Sobre a banalização do mal

Fui ao cinema nos últimos dias ver o filme “Hannah Arendt”. Para quem conhece um pouco a obra da filósofa, a película é muito atraente. Apesar de ser relatado o episódio do julgamento do nazista Eichmann, em Israel, compreendo existirem algumas reflexões que podem ser estendidas ao tempo presente. Afinal, quando se considera a perda generalizada de credibilidade das instituições brasileiras divulgada recentemente pelo Ibope, penso que o momento é oportuno para a reflexão crítica. 

O filme aponta que Hannah Arendt buscou mostrar em artigos publicados na revista The New Yorker que nem todos que cometeram crimes de guerra eram monstros e sugeriu ainda a cumplicidade de judeus na perseguição sofrida por esse mesmo povo. Ela enfrentou a fúria da “opinião pública”, que, por sua vez, não buscou compreender a sua argumentação filosófica de que os nazistas eram efetivamente culpados por crimes contra a humanidade. Arendt defendeu o argumento de que era necessário se buscar compreender o contexto e o sistema político que se consolidou naqueles tempos sombrios.

Em síntese, a banalização do mal se processava pela burocratização da atividade humana no Estado nazista; todos cumpriam ordens, ou seja, com suas obrigações e não havia a necessidade de maior reflexão. Não havia, portanto, a necessidade de se questionar o conteúdo dessas obrigações e tampouco de se confrontar moralmente suas nefastas consequências. Quando um povo simplesmente desconsidera que “o outro” também integra a humanidade, os perigos de que atrocidades sejam cometidas estão sempre presentes. Creio não ser necessária uma análise maior dos conflitos regionais contemporâneos para se reconhecer a atualidade do pensamento de Arendt: “o homem é um animal social antes de ser animal político” (em ‘A condição humana’, 1958). A discussão sobre as esferas públicas e privadas ainda é bem atual.

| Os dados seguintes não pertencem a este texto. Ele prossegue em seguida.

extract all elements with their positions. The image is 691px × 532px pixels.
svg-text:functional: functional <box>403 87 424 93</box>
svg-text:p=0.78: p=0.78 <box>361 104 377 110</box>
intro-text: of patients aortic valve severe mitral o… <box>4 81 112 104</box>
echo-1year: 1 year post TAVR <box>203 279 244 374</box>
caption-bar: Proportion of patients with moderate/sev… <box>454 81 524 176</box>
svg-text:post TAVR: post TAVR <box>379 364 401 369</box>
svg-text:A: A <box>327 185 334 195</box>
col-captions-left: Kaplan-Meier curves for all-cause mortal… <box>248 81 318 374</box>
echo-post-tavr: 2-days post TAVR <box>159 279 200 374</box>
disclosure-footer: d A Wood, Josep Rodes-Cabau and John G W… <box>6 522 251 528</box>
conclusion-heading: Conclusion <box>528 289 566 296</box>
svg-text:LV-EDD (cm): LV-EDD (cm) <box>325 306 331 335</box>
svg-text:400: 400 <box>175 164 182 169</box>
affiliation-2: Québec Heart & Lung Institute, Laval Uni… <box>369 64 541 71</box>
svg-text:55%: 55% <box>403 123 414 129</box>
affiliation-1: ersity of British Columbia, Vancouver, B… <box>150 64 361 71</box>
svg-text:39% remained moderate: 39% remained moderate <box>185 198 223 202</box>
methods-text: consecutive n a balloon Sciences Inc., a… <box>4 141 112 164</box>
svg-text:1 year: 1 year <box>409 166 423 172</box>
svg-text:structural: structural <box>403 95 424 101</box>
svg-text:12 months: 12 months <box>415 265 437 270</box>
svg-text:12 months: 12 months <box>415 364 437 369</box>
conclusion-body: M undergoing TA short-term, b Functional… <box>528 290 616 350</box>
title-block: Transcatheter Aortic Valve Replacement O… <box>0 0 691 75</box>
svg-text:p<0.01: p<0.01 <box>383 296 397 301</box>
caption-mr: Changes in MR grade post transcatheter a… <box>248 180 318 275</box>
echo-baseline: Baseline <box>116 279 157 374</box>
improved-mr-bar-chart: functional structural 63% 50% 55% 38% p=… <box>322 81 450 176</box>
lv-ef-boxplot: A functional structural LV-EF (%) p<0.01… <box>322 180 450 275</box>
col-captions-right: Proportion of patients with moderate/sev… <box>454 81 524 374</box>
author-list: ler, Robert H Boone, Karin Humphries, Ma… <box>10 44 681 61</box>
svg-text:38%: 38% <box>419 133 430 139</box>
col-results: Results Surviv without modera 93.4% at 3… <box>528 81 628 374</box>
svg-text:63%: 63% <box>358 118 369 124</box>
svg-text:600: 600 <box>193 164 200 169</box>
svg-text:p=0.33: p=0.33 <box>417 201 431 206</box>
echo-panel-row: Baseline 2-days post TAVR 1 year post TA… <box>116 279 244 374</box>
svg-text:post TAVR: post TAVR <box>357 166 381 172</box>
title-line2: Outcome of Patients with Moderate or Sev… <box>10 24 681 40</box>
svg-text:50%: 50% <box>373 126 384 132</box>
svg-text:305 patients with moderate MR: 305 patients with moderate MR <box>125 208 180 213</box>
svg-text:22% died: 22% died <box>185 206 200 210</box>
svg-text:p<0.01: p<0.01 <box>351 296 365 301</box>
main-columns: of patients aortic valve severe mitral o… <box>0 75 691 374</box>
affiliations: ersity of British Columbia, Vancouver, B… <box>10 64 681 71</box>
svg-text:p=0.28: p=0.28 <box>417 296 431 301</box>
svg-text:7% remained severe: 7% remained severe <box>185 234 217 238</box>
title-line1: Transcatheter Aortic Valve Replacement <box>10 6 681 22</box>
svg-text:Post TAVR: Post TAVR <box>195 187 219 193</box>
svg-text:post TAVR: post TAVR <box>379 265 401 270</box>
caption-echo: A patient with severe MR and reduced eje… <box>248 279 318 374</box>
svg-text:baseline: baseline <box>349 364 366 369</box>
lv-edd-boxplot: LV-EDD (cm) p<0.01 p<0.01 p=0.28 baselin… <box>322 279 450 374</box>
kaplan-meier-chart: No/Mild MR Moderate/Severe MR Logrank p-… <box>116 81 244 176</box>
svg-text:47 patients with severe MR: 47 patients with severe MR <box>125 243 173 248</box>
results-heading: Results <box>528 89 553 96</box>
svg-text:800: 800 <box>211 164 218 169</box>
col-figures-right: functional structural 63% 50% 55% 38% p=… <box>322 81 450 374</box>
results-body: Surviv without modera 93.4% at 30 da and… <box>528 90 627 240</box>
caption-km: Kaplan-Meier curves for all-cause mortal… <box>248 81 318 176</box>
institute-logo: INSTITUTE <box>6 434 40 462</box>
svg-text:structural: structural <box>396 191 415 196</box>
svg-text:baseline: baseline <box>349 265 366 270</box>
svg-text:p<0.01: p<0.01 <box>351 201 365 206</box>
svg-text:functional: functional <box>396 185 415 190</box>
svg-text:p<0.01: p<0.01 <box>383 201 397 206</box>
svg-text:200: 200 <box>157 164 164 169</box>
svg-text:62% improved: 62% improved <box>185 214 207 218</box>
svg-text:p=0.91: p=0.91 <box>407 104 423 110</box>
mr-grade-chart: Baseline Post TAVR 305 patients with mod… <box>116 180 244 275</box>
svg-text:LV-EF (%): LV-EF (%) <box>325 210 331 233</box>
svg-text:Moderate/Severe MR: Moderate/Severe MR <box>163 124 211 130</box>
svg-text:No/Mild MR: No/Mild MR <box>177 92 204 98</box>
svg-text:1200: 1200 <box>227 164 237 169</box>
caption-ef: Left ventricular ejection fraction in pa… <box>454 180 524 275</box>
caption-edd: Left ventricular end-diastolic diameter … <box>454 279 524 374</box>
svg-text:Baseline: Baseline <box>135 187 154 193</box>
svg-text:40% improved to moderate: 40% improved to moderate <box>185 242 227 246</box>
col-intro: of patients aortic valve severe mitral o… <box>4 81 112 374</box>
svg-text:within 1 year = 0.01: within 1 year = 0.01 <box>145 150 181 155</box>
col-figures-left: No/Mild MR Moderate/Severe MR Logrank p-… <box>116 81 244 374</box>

O filme me fez refletir novamente sobre as manifestações sociais de junho, especialmente sobre os sete dias que abalaram o Brasil, cujo ápice se deu no dia vinte. Até que ponto a insensibilidade social da velha política brasileira e a excessiva burocratização institucional a qual estamos submetidos diariamente têm algo a ver com a banalização do mal descrita por Arendt, guardadas as devidas proporções? Vivemos em um regime de democracia política, marcado por grandes e persistentes desigualdades sociais, e dificilmente se poderia negar que a indiferença com o sofrimento do “outro” integra parte do drama da precariedade de muitos serviços públicos brasileiros, inclusive daqueles prestados por concessionários privados.

Creio que não temos apenas um problema de gestão pública no Brasil. Trata-se mais de um problema político, algo que reflete a qualidade do animal social que vem prevalecendo nesse jogo. A perversa tradição patrimonialista que herdamos não deve condenar o Brasil a reproduzir impasses e dilemas políticos. Felizmente há bons quadros políticos entre nós e o nosso povo ainda acredita no poder transformador do voto. A renovação da cultura política em alto nível é demanda das ruas e creio ser oportuno que os partidos a facilitem logo adiante. Em alguns aspectos o Brasil melhorou nos últimos anos, porém persistem entre nós as grandes desigualdades sociais e os precários serviços públicos em um contexto de elevada carga tributária regressiva.